The central government's draft budget for the next fiscal year from April will likely be record high for the sixth straight year, due to expanded spending on social security programs and defense, government sources said Wednesday.
It will exceed the 97.45 trillion yen in the initial budget for this fiscal year through March, but not reach 98 trillion yen, they said.
Japanese government bond issuance is expected to decline from fiscal 2017 to around 34 trillion yen, reflecting increased tax revenue during fiscal 2018.

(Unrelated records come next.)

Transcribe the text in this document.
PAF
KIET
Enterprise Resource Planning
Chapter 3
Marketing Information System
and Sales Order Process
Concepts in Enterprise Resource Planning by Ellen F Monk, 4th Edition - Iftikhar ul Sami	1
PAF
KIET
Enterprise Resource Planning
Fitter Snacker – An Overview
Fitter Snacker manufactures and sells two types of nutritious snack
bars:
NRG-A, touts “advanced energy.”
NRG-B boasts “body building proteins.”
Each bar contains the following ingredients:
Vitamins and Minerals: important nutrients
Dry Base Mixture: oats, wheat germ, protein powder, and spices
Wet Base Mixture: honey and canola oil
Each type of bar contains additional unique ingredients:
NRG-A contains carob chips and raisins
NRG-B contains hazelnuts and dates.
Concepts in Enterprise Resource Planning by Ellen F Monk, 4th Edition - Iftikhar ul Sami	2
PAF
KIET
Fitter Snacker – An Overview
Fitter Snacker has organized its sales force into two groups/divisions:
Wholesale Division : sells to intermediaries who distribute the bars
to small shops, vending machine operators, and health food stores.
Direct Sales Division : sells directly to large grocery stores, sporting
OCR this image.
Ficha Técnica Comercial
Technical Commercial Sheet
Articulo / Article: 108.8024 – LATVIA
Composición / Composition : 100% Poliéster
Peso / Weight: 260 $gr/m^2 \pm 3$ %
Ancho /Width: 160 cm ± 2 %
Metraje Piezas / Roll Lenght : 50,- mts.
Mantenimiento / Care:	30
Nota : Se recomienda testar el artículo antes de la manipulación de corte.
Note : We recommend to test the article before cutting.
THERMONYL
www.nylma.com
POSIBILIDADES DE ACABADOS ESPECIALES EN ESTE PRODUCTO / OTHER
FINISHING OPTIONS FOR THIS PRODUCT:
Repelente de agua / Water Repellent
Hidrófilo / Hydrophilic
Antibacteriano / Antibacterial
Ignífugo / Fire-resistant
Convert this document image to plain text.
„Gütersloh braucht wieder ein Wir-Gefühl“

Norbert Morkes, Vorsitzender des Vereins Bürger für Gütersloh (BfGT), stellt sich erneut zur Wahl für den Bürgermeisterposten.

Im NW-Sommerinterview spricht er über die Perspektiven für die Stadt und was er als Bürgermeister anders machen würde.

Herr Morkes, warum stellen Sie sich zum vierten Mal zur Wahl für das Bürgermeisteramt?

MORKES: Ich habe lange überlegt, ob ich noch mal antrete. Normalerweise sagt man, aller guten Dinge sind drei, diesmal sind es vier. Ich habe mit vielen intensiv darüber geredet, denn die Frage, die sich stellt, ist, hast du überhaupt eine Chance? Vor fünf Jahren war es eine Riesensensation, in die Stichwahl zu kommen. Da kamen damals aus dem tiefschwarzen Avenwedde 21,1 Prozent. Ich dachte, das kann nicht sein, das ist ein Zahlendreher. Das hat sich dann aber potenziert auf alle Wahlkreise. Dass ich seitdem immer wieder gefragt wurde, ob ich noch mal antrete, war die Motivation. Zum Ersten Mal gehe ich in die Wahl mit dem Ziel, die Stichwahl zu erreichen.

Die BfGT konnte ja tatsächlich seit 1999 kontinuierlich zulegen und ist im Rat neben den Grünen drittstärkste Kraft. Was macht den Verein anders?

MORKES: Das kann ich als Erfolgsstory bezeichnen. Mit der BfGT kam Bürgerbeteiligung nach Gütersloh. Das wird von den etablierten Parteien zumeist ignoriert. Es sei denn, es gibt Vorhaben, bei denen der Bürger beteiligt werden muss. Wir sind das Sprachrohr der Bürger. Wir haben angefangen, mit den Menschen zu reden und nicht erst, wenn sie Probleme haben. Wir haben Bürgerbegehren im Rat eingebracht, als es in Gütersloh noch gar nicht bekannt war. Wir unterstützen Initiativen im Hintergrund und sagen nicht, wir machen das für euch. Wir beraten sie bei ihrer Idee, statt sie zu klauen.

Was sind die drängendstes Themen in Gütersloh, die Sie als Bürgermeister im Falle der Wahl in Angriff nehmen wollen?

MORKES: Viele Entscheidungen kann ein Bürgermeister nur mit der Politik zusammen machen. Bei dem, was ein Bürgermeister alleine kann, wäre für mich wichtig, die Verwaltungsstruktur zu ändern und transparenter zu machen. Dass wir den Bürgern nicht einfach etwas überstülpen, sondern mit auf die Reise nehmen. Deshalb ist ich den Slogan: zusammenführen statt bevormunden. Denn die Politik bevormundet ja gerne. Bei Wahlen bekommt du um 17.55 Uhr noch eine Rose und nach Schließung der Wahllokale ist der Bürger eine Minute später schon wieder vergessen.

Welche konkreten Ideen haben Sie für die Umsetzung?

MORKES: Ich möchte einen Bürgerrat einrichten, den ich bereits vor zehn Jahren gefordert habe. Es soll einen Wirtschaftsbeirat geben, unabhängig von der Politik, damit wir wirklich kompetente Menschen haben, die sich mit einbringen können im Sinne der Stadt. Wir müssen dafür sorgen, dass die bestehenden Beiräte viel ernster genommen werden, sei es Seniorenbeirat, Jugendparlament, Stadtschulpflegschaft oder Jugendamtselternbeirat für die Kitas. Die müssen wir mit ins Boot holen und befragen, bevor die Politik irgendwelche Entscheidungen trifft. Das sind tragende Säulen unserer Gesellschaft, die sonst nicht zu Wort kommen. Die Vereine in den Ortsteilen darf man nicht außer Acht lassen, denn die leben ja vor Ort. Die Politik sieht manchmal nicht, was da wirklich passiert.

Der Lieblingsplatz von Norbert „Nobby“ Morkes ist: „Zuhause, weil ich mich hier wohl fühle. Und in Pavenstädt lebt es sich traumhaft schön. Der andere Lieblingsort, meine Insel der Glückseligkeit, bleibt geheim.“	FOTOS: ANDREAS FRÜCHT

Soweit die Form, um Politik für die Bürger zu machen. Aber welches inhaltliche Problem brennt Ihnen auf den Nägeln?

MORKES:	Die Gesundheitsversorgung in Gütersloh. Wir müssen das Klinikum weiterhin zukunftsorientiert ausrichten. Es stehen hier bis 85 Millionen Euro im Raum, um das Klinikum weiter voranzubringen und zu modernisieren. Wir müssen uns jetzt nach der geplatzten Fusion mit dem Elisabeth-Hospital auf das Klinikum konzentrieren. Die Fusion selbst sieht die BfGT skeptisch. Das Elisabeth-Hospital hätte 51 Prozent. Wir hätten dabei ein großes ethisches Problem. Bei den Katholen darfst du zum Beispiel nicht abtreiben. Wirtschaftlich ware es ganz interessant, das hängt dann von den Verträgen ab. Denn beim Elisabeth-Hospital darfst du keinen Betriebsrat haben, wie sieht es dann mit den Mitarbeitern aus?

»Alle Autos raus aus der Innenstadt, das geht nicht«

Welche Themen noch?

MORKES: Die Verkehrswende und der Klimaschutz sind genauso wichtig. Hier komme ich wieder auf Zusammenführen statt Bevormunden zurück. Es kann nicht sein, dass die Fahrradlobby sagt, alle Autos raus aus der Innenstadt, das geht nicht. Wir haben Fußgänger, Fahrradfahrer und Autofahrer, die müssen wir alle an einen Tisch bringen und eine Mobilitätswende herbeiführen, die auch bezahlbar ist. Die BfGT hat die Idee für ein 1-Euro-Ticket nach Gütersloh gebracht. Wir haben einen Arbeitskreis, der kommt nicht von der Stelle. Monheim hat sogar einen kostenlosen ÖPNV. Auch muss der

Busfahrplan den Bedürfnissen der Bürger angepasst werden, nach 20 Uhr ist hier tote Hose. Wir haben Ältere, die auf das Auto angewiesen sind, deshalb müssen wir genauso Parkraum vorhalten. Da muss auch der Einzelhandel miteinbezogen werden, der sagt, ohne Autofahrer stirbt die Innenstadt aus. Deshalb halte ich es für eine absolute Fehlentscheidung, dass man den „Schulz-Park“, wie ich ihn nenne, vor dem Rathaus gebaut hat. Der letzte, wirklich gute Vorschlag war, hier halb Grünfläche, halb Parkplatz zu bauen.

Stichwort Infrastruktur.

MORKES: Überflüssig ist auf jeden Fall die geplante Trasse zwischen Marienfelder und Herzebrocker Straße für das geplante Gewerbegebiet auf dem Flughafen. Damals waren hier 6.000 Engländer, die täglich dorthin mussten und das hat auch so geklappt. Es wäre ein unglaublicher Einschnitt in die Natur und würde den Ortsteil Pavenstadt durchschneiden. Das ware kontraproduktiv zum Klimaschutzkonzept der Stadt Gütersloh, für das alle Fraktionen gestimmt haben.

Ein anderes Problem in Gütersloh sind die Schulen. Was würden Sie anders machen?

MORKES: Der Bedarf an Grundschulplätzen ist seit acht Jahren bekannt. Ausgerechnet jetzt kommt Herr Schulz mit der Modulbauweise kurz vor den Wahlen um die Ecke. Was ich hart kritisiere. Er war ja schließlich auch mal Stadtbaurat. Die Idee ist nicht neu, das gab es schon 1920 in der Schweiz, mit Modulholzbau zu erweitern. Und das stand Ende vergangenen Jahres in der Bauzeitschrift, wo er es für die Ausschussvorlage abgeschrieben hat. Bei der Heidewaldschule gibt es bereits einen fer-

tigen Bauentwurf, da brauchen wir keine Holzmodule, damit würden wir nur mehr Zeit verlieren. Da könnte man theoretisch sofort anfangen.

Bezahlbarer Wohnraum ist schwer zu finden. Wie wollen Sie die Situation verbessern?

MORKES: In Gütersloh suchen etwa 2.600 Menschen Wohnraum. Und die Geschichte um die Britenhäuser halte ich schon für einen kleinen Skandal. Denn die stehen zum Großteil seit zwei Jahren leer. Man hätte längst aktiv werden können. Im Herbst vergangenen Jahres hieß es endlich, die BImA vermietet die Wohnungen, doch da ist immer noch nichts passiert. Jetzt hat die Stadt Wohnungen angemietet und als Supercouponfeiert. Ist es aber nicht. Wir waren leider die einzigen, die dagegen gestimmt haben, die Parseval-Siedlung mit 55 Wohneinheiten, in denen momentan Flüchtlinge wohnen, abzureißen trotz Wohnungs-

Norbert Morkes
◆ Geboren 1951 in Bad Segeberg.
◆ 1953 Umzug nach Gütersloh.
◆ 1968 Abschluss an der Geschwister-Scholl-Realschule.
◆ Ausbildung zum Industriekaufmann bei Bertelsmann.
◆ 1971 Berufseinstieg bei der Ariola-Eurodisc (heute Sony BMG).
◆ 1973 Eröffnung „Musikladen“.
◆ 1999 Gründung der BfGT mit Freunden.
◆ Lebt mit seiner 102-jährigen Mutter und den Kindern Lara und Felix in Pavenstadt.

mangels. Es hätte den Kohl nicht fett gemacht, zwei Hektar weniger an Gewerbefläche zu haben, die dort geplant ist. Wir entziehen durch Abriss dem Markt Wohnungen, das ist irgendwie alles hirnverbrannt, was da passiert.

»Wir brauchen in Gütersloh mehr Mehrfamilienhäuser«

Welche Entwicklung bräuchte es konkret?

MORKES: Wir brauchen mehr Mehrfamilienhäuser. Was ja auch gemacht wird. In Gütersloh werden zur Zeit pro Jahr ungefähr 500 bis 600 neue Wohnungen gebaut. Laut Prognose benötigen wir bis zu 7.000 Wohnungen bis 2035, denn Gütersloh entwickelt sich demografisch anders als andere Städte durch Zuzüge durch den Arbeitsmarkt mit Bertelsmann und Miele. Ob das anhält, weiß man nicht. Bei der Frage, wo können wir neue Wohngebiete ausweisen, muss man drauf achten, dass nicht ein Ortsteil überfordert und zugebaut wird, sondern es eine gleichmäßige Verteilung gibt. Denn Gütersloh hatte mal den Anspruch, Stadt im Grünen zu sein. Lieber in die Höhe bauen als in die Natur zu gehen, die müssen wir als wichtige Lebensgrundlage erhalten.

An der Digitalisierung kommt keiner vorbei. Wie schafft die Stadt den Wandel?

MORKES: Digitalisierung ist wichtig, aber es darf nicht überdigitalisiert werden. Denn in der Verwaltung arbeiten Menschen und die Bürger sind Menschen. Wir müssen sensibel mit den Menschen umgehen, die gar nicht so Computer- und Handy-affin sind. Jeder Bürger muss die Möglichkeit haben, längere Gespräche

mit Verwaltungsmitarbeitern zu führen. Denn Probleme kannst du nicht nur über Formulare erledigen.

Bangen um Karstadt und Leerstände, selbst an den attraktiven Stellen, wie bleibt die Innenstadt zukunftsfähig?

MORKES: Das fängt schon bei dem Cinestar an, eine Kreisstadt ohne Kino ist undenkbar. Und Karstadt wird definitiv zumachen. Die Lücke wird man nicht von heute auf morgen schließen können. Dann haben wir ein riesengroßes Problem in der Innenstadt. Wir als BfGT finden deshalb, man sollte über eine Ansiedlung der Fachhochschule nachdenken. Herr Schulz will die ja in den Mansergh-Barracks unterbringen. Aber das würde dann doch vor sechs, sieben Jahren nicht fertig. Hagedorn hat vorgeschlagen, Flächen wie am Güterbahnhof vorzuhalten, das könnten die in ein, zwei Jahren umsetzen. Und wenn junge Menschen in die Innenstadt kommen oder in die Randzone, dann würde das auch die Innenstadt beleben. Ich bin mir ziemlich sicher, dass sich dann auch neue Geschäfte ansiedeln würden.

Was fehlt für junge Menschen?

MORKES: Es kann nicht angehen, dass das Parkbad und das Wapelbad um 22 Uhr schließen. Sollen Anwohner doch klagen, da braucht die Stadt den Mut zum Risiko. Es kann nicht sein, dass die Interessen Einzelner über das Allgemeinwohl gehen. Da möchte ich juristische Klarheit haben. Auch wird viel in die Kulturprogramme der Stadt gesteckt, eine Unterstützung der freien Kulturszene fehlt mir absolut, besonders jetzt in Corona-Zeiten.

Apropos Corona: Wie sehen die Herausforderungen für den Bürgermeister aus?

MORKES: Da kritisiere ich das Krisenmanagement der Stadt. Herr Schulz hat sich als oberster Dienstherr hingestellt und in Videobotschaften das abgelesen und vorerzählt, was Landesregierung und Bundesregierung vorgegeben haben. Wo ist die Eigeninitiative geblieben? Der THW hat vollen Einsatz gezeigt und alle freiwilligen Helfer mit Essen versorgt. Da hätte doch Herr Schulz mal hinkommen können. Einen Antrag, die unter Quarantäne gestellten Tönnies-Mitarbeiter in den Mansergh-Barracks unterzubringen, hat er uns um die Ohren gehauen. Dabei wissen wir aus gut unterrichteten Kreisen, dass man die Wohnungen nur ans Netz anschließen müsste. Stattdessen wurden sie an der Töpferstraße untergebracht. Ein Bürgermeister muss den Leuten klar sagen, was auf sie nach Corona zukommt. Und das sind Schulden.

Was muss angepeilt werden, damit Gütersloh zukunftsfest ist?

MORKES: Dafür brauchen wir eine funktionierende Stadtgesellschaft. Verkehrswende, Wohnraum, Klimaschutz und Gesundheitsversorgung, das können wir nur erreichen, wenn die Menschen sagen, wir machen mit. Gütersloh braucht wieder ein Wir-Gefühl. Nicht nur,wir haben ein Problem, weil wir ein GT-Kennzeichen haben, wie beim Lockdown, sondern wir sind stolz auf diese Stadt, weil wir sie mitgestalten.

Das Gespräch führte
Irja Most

Swelling social security spending will likely reach around 33 trillion yen while around 5.2 trillion yen will be budgeted for defense, the most ever, to cope with the missile threat from North Korea, according to the sources.
Japan has been trying to rein in ballooning social security expenditures that include pensions and medical expenses amid the rapid aging of its population.
For the fiscal 2018 general-account budget, social security spending is estimated to increase by 500 billion yen from the current business year.
Debt-servicing costs will likely stay at around this year's
23.53 trillion yen, the sources said, as the government will assume an interest rate of 1.1 percent, given Bank of Japan policy to keep interest rates very low.
Government bond issuance is expected to decline from fiscal 2017 to around 34 trillion yen, reflecting increased tax revenue during fiscal 2018.
Japan's economy has been on a moderate recovery trend, boding well for tax revenue in fiscal 2018. Tax revenue is expected to surpass the 57.71 trillion yen estimated for this year, hitting its highest level since fiscal 1991 when tax revenue totaled 59.82 trillion yen.